Wednesday, April 26, 2017

What I Love About My Wife

I love her wit.  We were driving north on Interstate A-1 from Fairbanks. If an Interstate in Alaska seems counterintuitive,  drive on Interstate H-1 in Hawaii.  At least that is a limited access, divided highway.   I-A-1 is 2 lanes,  unlimited access.

Anyway, the frost heaves are so horrible,  and the local drivers  so insane,  that most frost heaves have skid marks a couple car lengths beyond them from getting airborne,  then skidding on landing.  We were driving the speed limit,  and as much as I kid her about being the Duchess of Hazzard, we never became fully airborne. What speed are the locals driving?  We call them whoop-de-whoops instead of frost heaves, and she embarked on a hilarious monolog in her Elmer Fudd voice about the locals complaining to the road department that their whoop-de-whoops were not getting them enough air.   Then we hit a country station where the DJ was speaking in some sort of Texas/Alabama/Tennessee fusion accent, followed by another country station.  "Are we not in the northernmost State in the Union?  Did you mess up our flight plans? "

Alaska 's state motto: "Wash me."

2 comments:

  1. I was on a road in the northern part of the Republic of Ireland that was like that. In that case, it was less frost heaving than the fact that it was laid over a peat bog a few hundred feet deep. Every few years (so I was told) they would essentially build a new road over the old road, which would be good until it, too sank into the peat. I figured that in a few hundred years the very first road would be sunk down to bedrock, and the whole thing would finally have a stable bed. ;-)

    ReplyDelete
  2. My three days in Italy in 1991 had a little of the same surreality. The streets around our cousin's condo looked like the area in downtown LA with street vendors, and cracked and heaved sidewalks. The parking spaces were little marked and seldom parallel that I could see. Cars were parked higgledy piggledy. The Pirates of Penzance was on Tv, with the songs in English and the dialogue dubbed into Italian. On the third day, driving north through land that looked like the hills outside Valencia (Magic Mountain, not Lliotja de la Seda), the radio began to work and we heard pseudo American Country Western music in Italian.
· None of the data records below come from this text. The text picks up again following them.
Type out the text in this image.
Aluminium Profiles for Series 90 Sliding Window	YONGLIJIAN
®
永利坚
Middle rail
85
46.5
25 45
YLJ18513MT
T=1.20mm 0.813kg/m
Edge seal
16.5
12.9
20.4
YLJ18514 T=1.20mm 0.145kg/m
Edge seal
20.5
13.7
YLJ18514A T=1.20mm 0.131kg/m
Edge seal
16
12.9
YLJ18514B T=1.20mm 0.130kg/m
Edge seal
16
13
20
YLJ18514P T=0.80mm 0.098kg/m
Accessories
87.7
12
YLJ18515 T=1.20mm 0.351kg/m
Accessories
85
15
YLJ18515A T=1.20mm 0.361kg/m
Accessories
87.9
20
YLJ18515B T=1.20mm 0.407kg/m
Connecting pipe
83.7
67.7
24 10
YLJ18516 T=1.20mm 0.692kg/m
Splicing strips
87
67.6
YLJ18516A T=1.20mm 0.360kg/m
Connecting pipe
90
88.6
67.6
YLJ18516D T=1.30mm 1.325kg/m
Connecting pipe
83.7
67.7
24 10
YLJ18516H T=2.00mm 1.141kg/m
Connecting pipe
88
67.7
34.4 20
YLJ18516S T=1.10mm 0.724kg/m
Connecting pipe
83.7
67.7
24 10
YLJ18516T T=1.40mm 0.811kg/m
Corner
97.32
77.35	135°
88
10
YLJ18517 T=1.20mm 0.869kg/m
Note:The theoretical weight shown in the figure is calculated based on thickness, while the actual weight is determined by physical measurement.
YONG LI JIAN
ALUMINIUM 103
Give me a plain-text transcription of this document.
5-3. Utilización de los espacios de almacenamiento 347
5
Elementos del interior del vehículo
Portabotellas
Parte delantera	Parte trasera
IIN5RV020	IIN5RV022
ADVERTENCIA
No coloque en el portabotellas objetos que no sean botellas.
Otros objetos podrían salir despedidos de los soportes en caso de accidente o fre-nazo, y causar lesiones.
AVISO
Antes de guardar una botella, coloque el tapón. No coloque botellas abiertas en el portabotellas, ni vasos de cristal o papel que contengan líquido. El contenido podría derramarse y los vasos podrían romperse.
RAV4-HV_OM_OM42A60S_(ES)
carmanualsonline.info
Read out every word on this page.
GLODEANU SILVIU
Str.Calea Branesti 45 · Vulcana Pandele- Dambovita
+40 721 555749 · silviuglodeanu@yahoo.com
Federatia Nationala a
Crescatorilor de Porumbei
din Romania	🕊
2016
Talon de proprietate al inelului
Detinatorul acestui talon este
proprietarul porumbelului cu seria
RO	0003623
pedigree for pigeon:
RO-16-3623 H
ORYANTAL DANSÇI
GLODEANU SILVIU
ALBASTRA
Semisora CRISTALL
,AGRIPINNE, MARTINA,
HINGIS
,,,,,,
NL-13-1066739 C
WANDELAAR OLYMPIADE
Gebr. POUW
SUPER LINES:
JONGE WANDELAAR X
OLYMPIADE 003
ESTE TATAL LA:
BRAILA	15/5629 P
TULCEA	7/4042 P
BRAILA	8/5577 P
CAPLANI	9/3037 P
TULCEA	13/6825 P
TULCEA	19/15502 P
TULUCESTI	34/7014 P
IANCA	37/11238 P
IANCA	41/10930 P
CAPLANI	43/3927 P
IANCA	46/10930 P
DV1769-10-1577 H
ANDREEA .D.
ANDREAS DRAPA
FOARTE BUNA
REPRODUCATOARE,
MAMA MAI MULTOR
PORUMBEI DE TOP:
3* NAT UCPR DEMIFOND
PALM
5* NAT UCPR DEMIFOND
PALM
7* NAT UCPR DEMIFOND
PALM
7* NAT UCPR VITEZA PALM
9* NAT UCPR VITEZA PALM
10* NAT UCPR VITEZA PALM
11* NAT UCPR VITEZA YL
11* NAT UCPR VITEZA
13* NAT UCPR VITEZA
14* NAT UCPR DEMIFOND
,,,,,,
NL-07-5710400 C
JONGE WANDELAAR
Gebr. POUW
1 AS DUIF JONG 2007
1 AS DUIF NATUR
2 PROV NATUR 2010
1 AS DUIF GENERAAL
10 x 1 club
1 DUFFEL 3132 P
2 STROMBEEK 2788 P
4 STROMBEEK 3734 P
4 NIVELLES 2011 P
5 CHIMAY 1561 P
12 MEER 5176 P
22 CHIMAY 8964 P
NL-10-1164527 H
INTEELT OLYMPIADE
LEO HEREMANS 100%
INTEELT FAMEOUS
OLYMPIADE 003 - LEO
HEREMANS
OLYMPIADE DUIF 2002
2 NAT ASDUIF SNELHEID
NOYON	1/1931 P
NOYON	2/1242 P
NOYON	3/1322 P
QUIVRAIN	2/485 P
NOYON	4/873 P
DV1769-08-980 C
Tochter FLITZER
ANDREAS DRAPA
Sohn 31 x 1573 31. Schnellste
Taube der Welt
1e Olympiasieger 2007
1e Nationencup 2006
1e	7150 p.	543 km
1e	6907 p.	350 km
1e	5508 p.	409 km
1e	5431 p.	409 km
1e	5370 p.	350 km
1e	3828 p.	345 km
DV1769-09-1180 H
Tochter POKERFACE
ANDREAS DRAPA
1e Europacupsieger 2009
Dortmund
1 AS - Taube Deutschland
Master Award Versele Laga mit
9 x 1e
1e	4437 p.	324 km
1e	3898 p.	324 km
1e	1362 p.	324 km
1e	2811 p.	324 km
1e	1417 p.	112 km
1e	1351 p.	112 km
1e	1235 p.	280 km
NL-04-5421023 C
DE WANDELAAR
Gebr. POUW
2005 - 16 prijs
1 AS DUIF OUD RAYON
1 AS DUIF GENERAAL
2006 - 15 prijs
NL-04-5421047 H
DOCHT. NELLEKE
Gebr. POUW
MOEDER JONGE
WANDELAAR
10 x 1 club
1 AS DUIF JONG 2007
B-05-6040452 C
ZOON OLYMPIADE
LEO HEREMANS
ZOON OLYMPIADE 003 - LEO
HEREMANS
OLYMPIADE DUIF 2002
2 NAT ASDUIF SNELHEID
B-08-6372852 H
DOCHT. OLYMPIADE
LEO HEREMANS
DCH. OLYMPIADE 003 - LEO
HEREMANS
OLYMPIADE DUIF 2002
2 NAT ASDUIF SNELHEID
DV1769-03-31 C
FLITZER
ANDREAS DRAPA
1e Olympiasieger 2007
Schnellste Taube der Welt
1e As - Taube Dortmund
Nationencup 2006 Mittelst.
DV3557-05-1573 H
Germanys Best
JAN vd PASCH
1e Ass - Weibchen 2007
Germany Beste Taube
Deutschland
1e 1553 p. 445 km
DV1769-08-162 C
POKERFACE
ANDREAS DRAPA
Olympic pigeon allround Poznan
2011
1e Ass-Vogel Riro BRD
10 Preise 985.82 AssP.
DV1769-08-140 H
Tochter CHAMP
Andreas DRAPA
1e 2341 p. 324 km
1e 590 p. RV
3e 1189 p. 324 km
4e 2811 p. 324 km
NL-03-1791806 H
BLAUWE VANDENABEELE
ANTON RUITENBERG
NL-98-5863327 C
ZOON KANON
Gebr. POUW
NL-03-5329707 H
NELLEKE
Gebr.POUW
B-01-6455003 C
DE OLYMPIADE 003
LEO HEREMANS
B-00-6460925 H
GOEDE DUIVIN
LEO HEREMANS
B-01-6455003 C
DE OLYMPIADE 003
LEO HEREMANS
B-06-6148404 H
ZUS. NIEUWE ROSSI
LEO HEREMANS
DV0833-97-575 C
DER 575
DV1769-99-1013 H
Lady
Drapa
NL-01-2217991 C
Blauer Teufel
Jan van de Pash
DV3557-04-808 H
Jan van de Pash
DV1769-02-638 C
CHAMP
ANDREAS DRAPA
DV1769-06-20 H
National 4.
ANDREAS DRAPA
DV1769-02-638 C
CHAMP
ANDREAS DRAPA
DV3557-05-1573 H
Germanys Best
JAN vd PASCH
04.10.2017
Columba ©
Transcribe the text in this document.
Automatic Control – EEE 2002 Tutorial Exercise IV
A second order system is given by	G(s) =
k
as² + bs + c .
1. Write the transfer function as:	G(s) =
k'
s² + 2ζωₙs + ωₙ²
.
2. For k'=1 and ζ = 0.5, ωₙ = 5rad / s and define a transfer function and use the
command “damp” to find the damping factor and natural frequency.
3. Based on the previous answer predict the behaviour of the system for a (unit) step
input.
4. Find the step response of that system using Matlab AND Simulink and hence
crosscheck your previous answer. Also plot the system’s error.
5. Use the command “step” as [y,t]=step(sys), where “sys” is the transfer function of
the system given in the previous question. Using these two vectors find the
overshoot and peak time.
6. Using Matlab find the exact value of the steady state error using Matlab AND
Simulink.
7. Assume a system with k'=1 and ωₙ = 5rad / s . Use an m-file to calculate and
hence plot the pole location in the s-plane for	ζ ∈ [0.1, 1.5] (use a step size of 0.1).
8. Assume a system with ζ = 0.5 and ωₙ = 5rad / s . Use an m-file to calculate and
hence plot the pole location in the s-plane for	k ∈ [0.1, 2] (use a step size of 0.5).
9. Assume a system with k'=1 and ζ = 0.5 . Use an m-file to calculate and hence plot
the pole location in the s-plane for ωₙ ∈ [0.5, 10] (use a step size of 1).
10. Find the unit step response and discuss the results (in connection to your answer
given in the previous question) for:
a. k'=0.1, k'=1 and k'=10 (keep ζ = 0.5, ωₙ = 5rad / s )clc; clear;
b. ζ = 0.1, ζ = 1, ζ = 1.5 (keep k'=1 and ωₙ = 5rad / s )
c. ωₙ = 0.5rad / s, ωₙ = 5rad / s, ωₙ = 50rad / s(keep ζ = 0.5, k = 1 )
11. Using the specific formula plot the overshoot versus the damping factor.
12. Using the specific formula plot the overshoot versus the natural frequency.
While watching The Pirates of Penzance the day before, I had a fever, so my mind kept trying to make German sense out of the dialogue, only to be derailed by english song lyrics.

    What I really want to know is whether you saw enough Aurora Borealis to be happy. My spendy S-i-L thinks the only place to reeeeely reeely see the lights is somewhere in Finnland, and I'd like to be able to arm my brother so
    every event soesn't have to occur at some place frequented by, and affordable only to The heirs of Greek shipping tycoon.